Tren Makanan 'Tanpa Dimakan' di Tiongkok dan Riwayat Masakandan Unik di Negeri Tirai Bambu
Tren masakan terbaru di Tiongkok meliputi fenomena tusukan manis berbahan dasar kayu ini memberikan sensasi rasa tanpa harus memakan bahan pokoknya.

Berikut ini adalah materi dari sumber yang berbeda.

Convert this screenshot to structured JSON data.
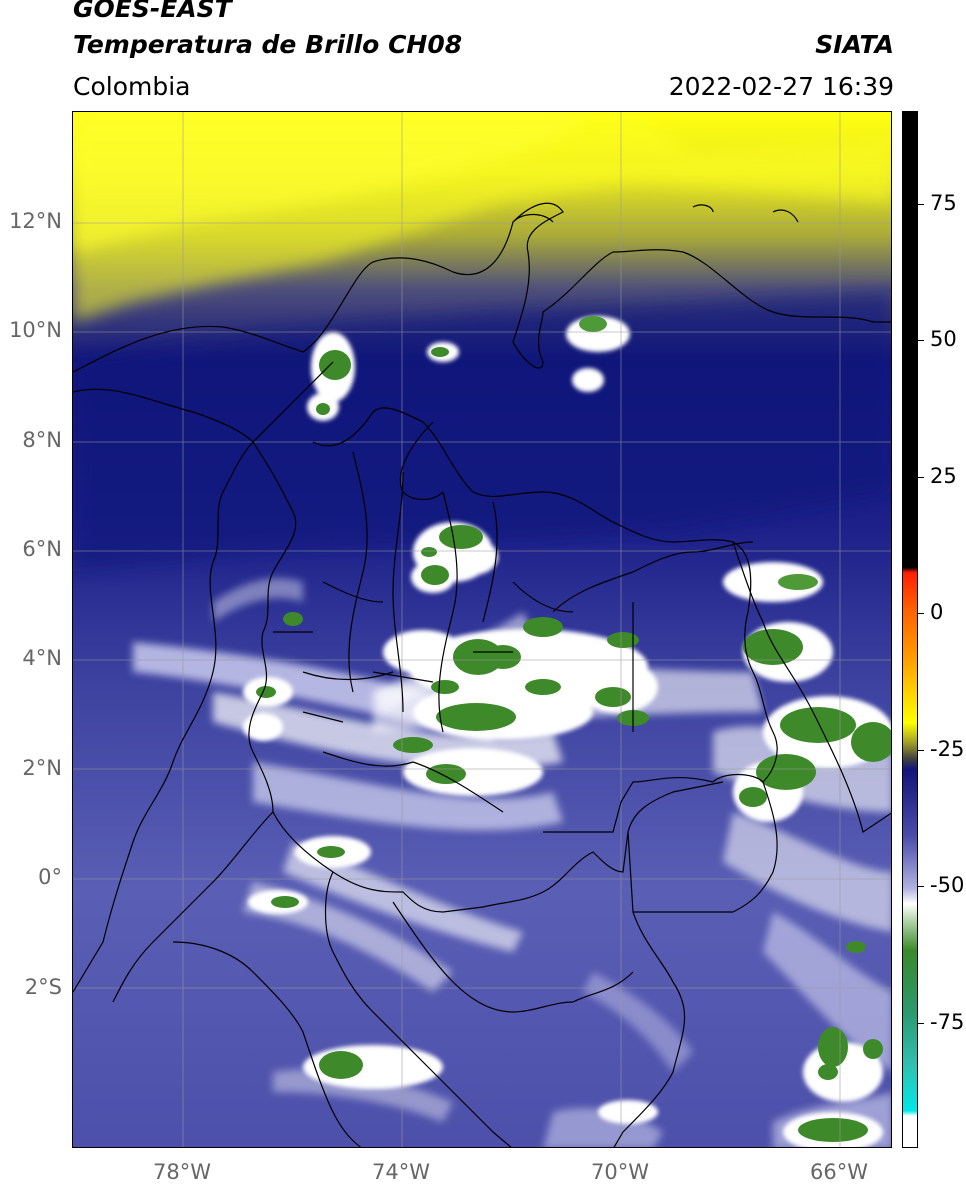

Ide ini serupa dengan mode terdahulu seperti spicy pebbles—batu sungai kecil yang digoreng bersama cabai dan bumbu, kemudian dikonsumsi secara langsung untuk merasakan cita rasa. Menu tersebut pernah booming di provinsi Hunan tahun 2023 dan memiliki asal-usul dari budaya nelayan Sungai Yangtze.
Makanan seperti spicy pebbles, yang disebut secara setempat sebagai suo diu (yang artinya "susuai dan buang"), memiliki asal-usul yang panjang, dimulai pada zaman Perang Tiongkok-Jepang (1937-1945). Pada waktu itu, para nelayan merancang hidangan tersebut sebagai metode untuk menghilangkan rasa haus ketika sumber daya pangan sangat terbatas.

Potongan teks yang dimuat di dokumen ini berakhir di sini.